After the European Commission tried not to get involved in the matter, Lithuanian President Gitanas Nausėda recently told Žinių Radijas, a radio station: “I don’t think the opening of the Taiwanese office was a mistake. I think the name was, though, as it was not coordinated with me.” A matter of semantics, underscoring Vilnius’ resolve in nurturing relations with Taipei regardless of Beijing’s woes.
Washington deeply approves of this stance. US Secretary of State Antony Blinken himself reiterated that the US stands with Lithuania on December 21, during a telephone call with Lithuanian Prime Minister Ingrida Simonyte.
The head of US diplomacy had stressed the American “support” for Lithuania and reiterated “the commitment of the United States to work with like-minded countries to reject the coercive diplomatic and economic behaviour of the People’s Republic of China.”
Exploring the readouts
This matter was further discussed more recently, Mr Blinken’s talks with the foreign ministers of the Bucharest Nine – a group of countries representing NATO’s Eastern flank that includes Bulgaria, Estonia, Latvia, Lithuania, Poland, the Czech Republic, Romania, Slovakia and Hungary.

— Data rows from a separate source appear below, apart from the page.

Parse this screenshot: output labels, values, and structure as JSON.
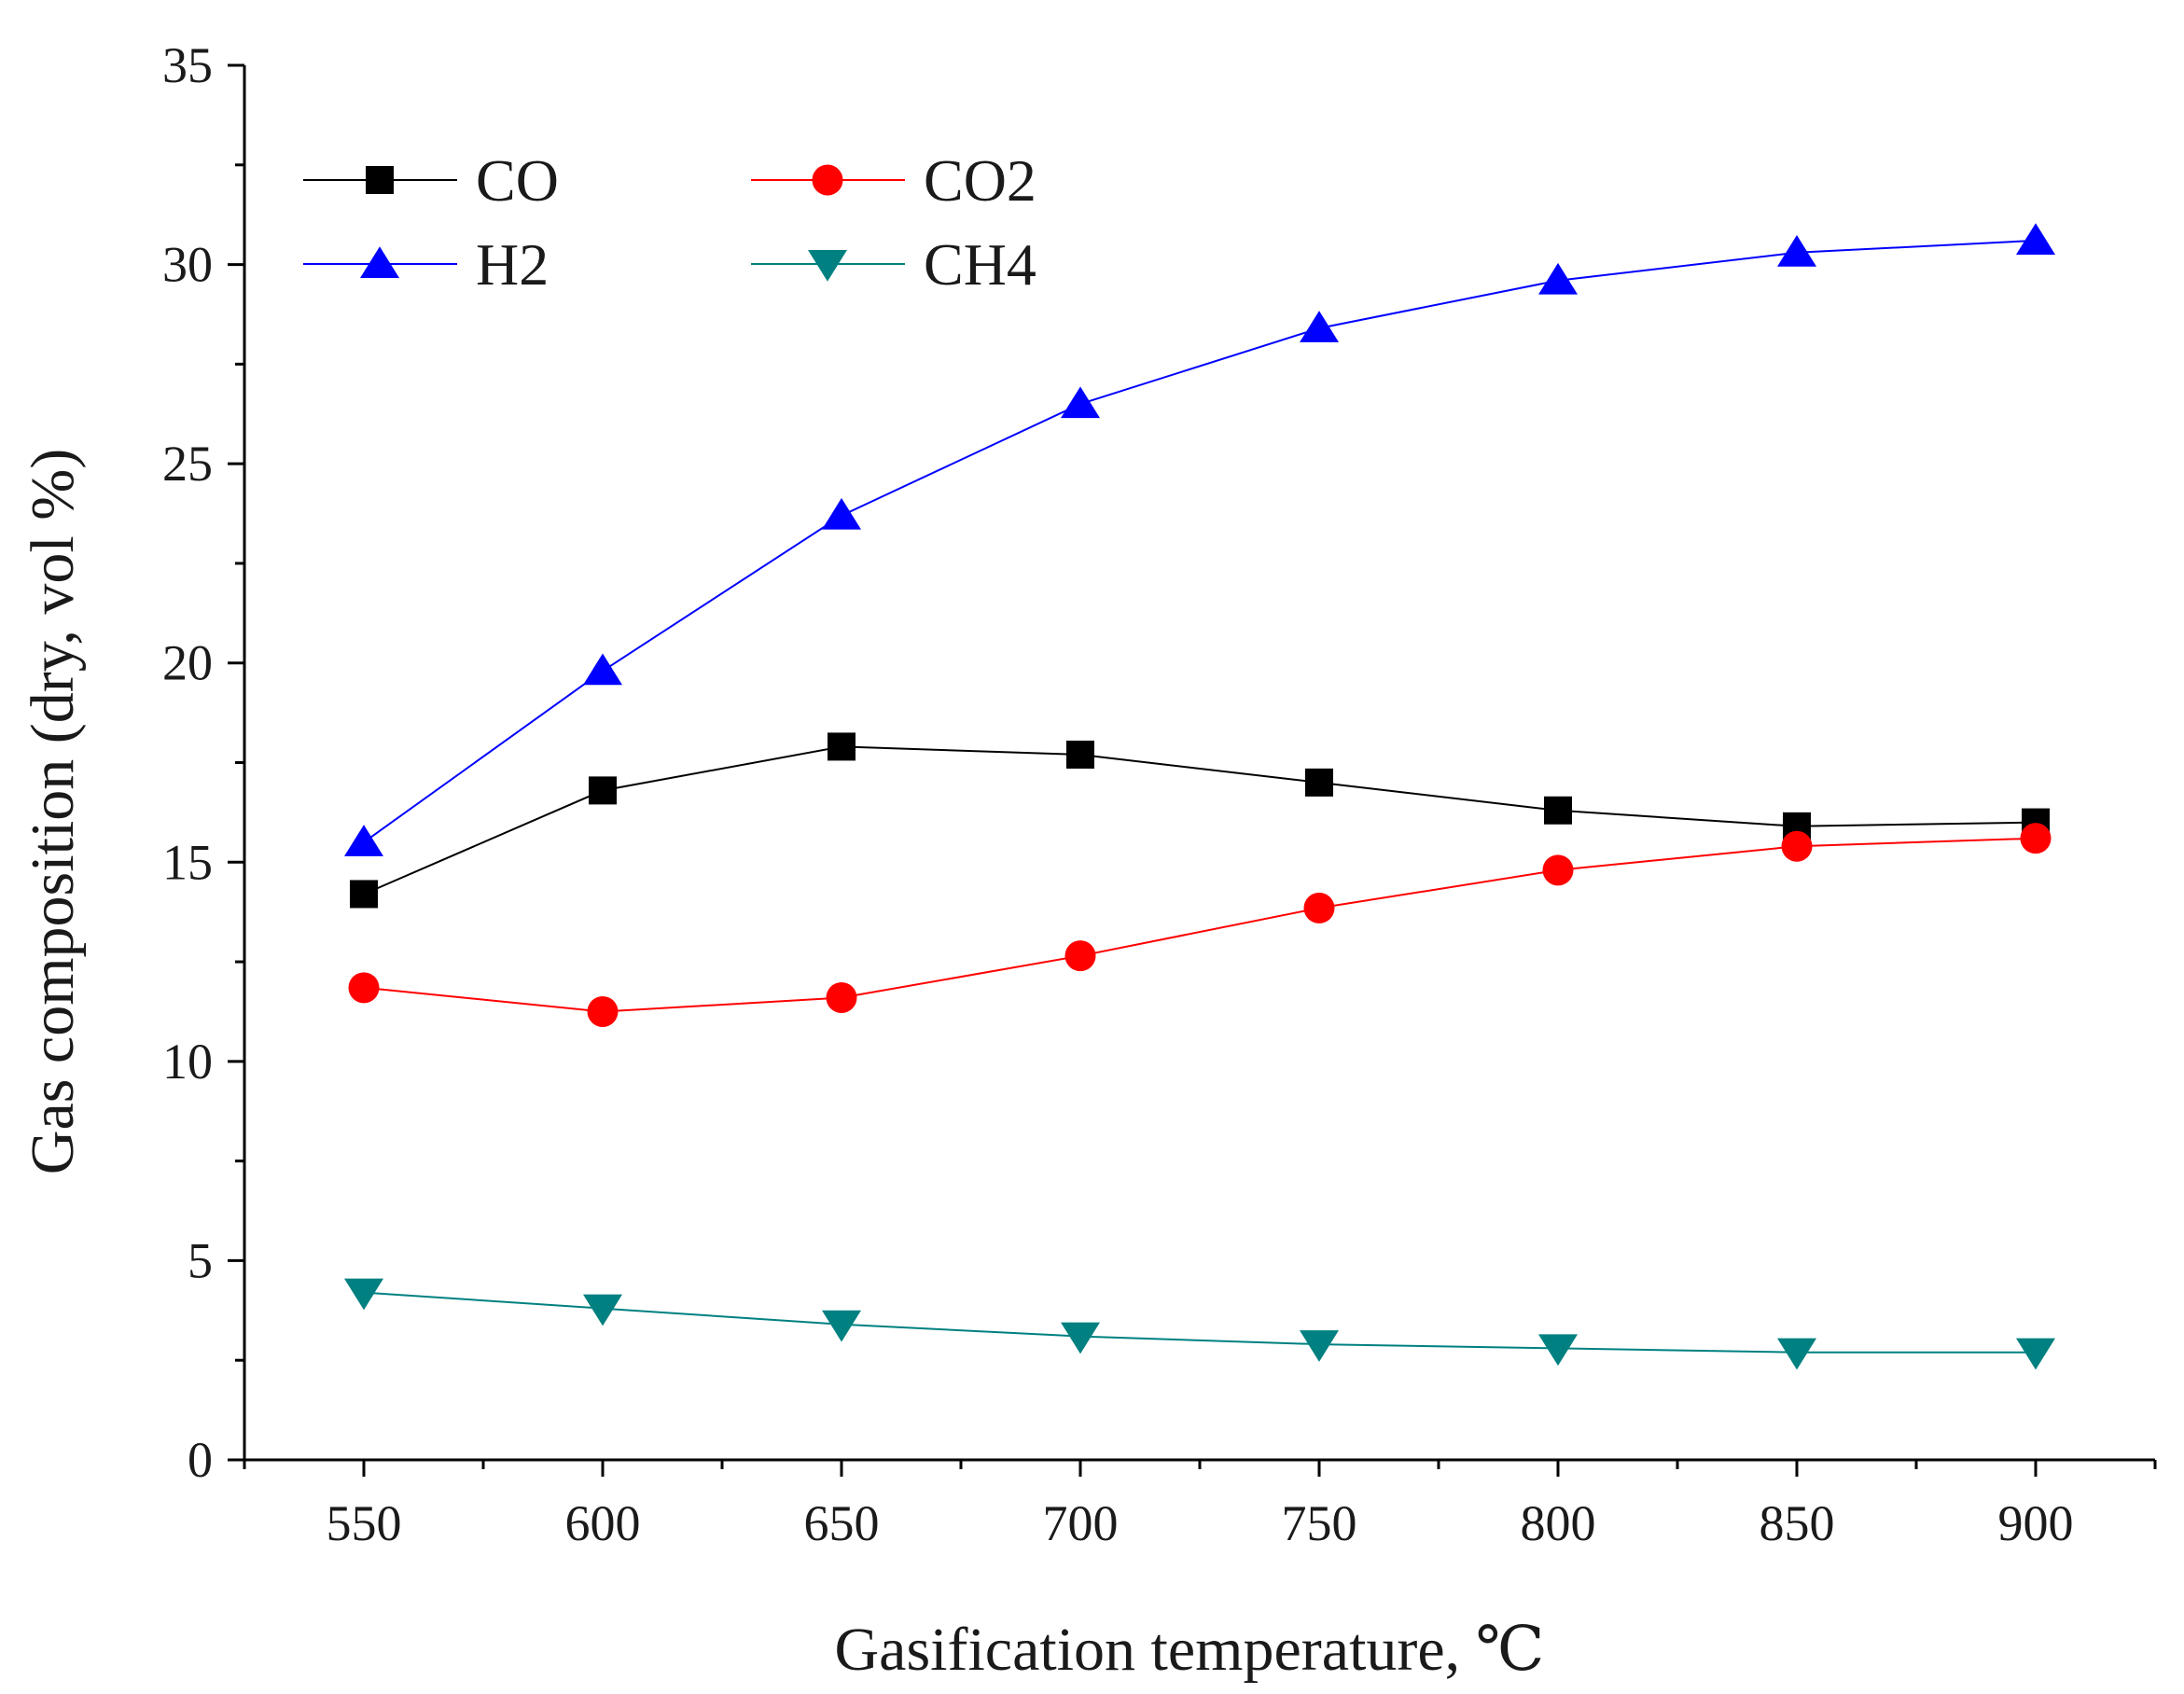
{
  "chart_data": {
    "type": "line",
    "title": "",
    "xlabel": "Gasification temperature, ℃",
    "ylabel": "Gas composition (dry, vol %)",
    "x": [
      550,
      600,
      650,
      700,
      750,
      800,
      850,
      900
    ],
    "xlim": [
      525,
      925
    ],
    "ylim": [
      0,
      35
    ],
    "xticks": [
      550,
      600,
      650,
      700,
      750,
      800,
      850,
      900
    ],
    "yticks": [
      0,
      5,
      10,
      15,
      20,
      25,
      30,
      35
    ],
    "grid": false,
    "legend_position": "top-left",
    "series": [
      {
        "name": "CO",
        "color": "#000000",
        "marker": "square",
        "values": [
          14.2,
          16.8,
          17.9,
          17.7,
          17.0,
          16.3,
          15.9,
          16.0
        ]
      },
      {
        "name": "CO2",
        "color": "#ff0000",
        "marker": "circle",
        "values": [
          11.85,
          11.25,
          11.6,
          12.65,
          13.85,
          14.8,
          15.4,
          15.6
        ]
      },
      {
        "name": "H2",
        "color": "#0000ff",
        "marker": "triangle-up",
        "values": [
          15.5,
          19.8,
          23.7,
          26.5,
          28.4,
          29.6,
          30.3,
          30.6
        ]
      },
      {
        "name": "CH4",
        "color": "#008080",
        "marker": "triangle-down",
        "values": [
          4.2,
          3.8,
          3.4,
          3.1,
          2.9,
          2.8,
          2.7,
          2.7
        ]
      }
    ]
  }
}
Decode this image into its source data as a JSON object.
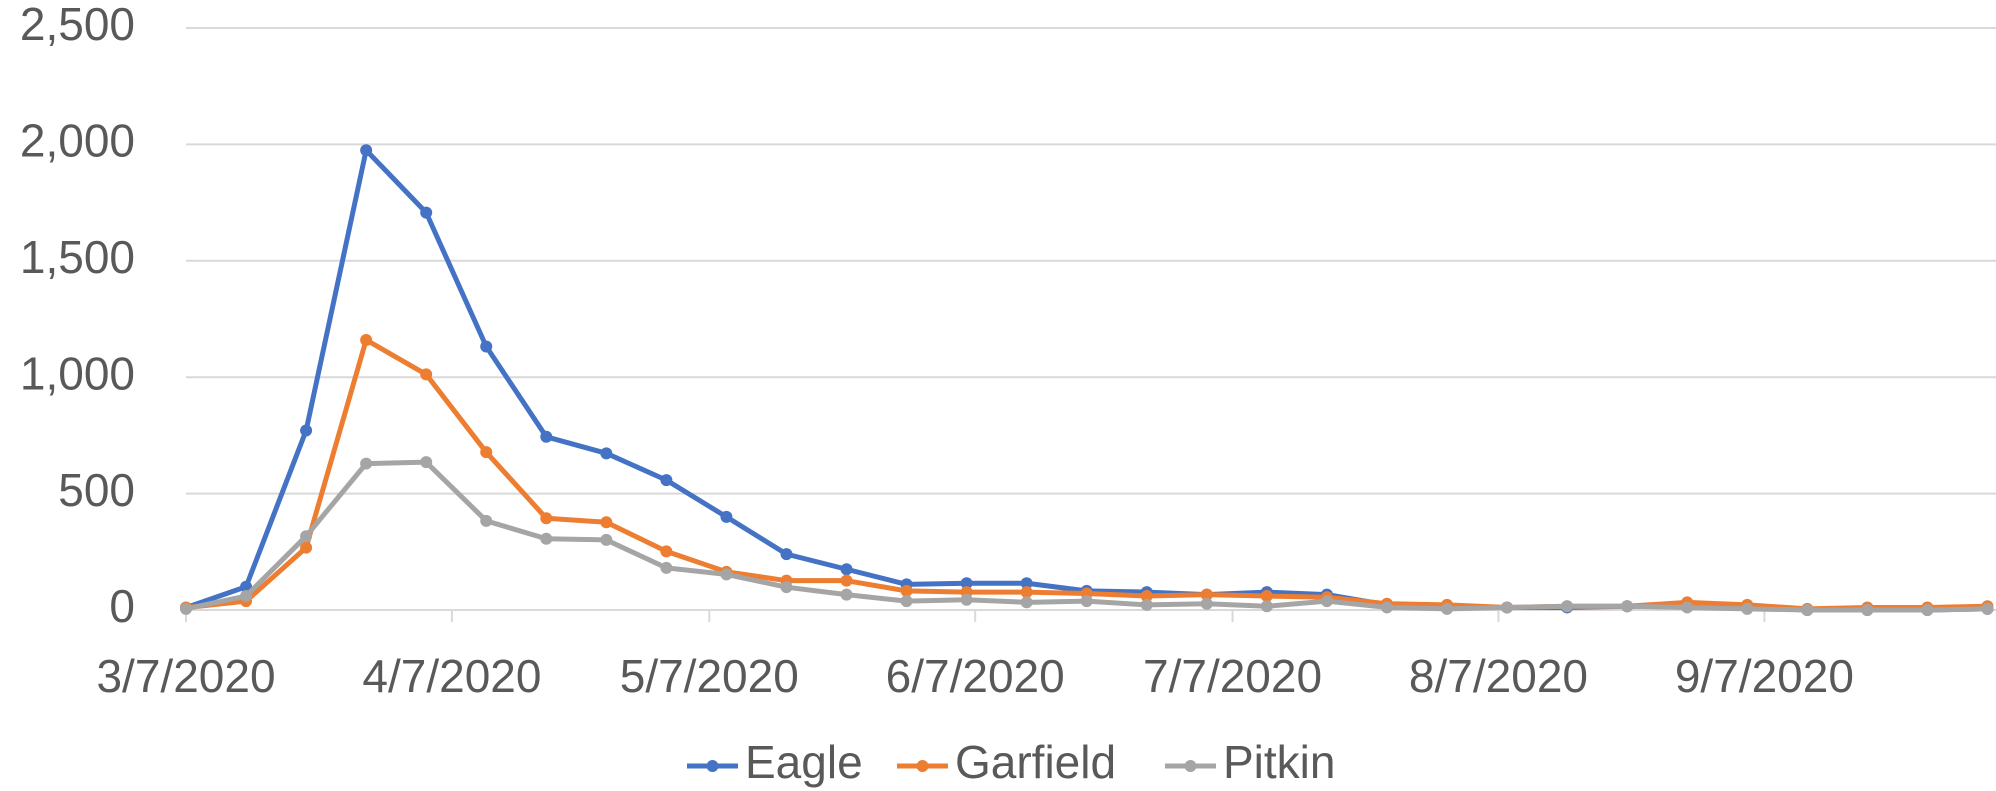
{
  "chart_data": {
    "type": "line",
    "x": [
      "3/7/2020",
      "3/14/2020",
      "3/21/2020",
      "3/28/2020",
      "4/4/2020",
      "4/11/2020",
      "4/18/2020",
      "4/25/2020",
      "5/2/2020",
      "5/9/2020",
      "5/16/2020",
      "5/23/2020",
      "5/30/2020",
      "6/6/2020",
      "6/13/2020",
      "6/20/2020",
      "6/27/2020",
      "7/4/2020",
      "7/11/2020",
      "7/18/2020",
      "7/25/2020",
      "8/1/2020",
      "8/8/2020",
      "8/15/2020",
      "8/22/2020",
      "8/29/2020",
      "9/5/2020",
      "9/12/2020",
      "9/19/2020",
      "9/26/2020",
      "10/3/2020"
    ],
    "series": [
      {
        "name": "Eagle",
        "color": "#4472c4",
        "values": [
          10,
          100,
          771,
          1975,
          1707,
          1132,
          744,
          673,
          558,
          400,
          240,
          175,
          110,
          115,
          115,
          82,
          77,
          66,
          77,
          66,
          22,
          16,
          11,
          11,
          16,
          16,
          11,
          0,
          0,
          0,
          5
        ]
      },
      {
        "name": "Garfield",
        "color": "#ed7d31",
        "values": [
          10,
          38,
          268,
          1160,
          1012,
          678,
          394,
          377,
          252,
          164,
          126,
          126,
          82,
          77,
          77,
          71,
          60,
          66,
          60,
          55,
          27,
          22,
          11,
          16,
          16,
          33,
          22,
          5,
          11,
          11,
          16
        ]
      },
      {
        "name": "Pitkin",
        "color": "#a5a5a5",
        "values": [
          5,
          60,
          317,
          629,
          635,
          383,
          306,
          301,
          181,
          153,
          98,
          66,
          38,
          44,
          33,
          38,
          22,
          27,
          16,
          38,
          11,
          5,
          11,
          16,
          16,
          11,
          5,
          0,
          0,
          0,
          5
        ]
      }
    ],
    "xlim": [
      "3/7/2020",
      "10/4/2020"
    ],
    "xticks": [
      "3/7/2020",
      "4/7/2020",
      "5/7/2020",
      "6/7/2020",
      "7/7/2020",
      "8/7/2020",
      "9/7/2020"
    ],
    "ylim": [
      0,
      2500
    ],
    "yticks": [
      0,
      500,
      {
        "value": 1000,
        "label": "1,000"
      },
      {
        "value": 1500,
        "label": "1,500"
      },
      {
        "value": 2000,
        "label": "2,000"
      },
      {
        "value": 2500,
        "label": "2,500"
      }
    ],
    "grid": true,
    "legend": "bottom"
  }
}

As State Department spokesman Ned Price explained, high up on Mr Blinken and the Nine’s agenda was the situation in Ukraine, with Russia’s “destabilising military build-up” along the border and “the US commitment to continued close consultation and coordination with all of our Transatlantic Allies and partners as we work toward de-escalation through deterrence, defence, and dialogue.”
The State Department’s note on the talks goes on to mention the Lithuanian issue, which had already been the focus of Mr Blinken’s phone calls with his Italian counterpart Luigi Di Maio on December 31, as well as those with the officials of France (Jean-Yves Le Drian), Germany (Annalena Baerbock) and the United Kingdom (Elizabeth Truss) on December 29, and that with the European Union’s High Representative for Foreign Affairs and Security Policy Josep Borrell on December 22.
Washington’s notes after the Secretary of State’s talks with all his counterparts, including those of the Bucharest Nine, all used the same formula. They emphasised “solidarity with Lithuania in the face of escalating political pressure and economic coercion by the People’s Republic of China.”
The phone call with High Representative Borrell also mentioned “shared concerns” and adds that such practices “are impacting both US and European companies.” According to the readout of the conversation with FM Di Maio, they “risk US and European prosperity and security.” However, only the American reconstruction of the conversation features the reference to Lithuania, which is missing from the Italian Ministry of Foreign Affairs’ communiqué.
Italian views: Formentini (League) and Alfieri (Democratic Party)
“The US and NATO are very clear,” said Paolo Formentini, League MP and vice-president of the Lower House’s Foreign Affairs Committee. “It would be nice if the EU were too. Instead, [the latter] is mocked by Chinese Foreign Minister Wang Yi precisely because of the absence of a well-defined foreign policy.”
Mr Formentini’s fear is that “the much-vaunted ‘third European way’ between the US and China, if it ever comes to fruition, will only weaken the West, which is one of Beijing’s objectives.” In this sense, considering the reasons for the clash between Lithuania and China, “the unity of the West will have to manifest itself in the defence of Taiwan: if Taiwan falls, the West falls.”
“What the US is doing in the theatre that interests them most – that is, the Indo-Pacific – is understandable,” observed Alessandro Alfieri, senator of the Democratic Party and secretary of the Senate’s Foreign Affairs Committee. “I think, however, that we need a qualitative leap. Working on a bilateral level may help to contain a situation but risks missing the final objective.”
Hence, Mr Alfieri believes that on matters concerning China “the US must talk, if not with the EU as a whole, at least with the hard-core that has rebuilt itself in recent times,” i.e. France, Germany and Italy, who nonetheless remain interested in keeping the channels of commercial dialogue with China open. “Italy should push for a united EU position in the face of Chinese economic penetration which, as shown with the Belt and Road Initiative, often turns into political influence,” he concluded.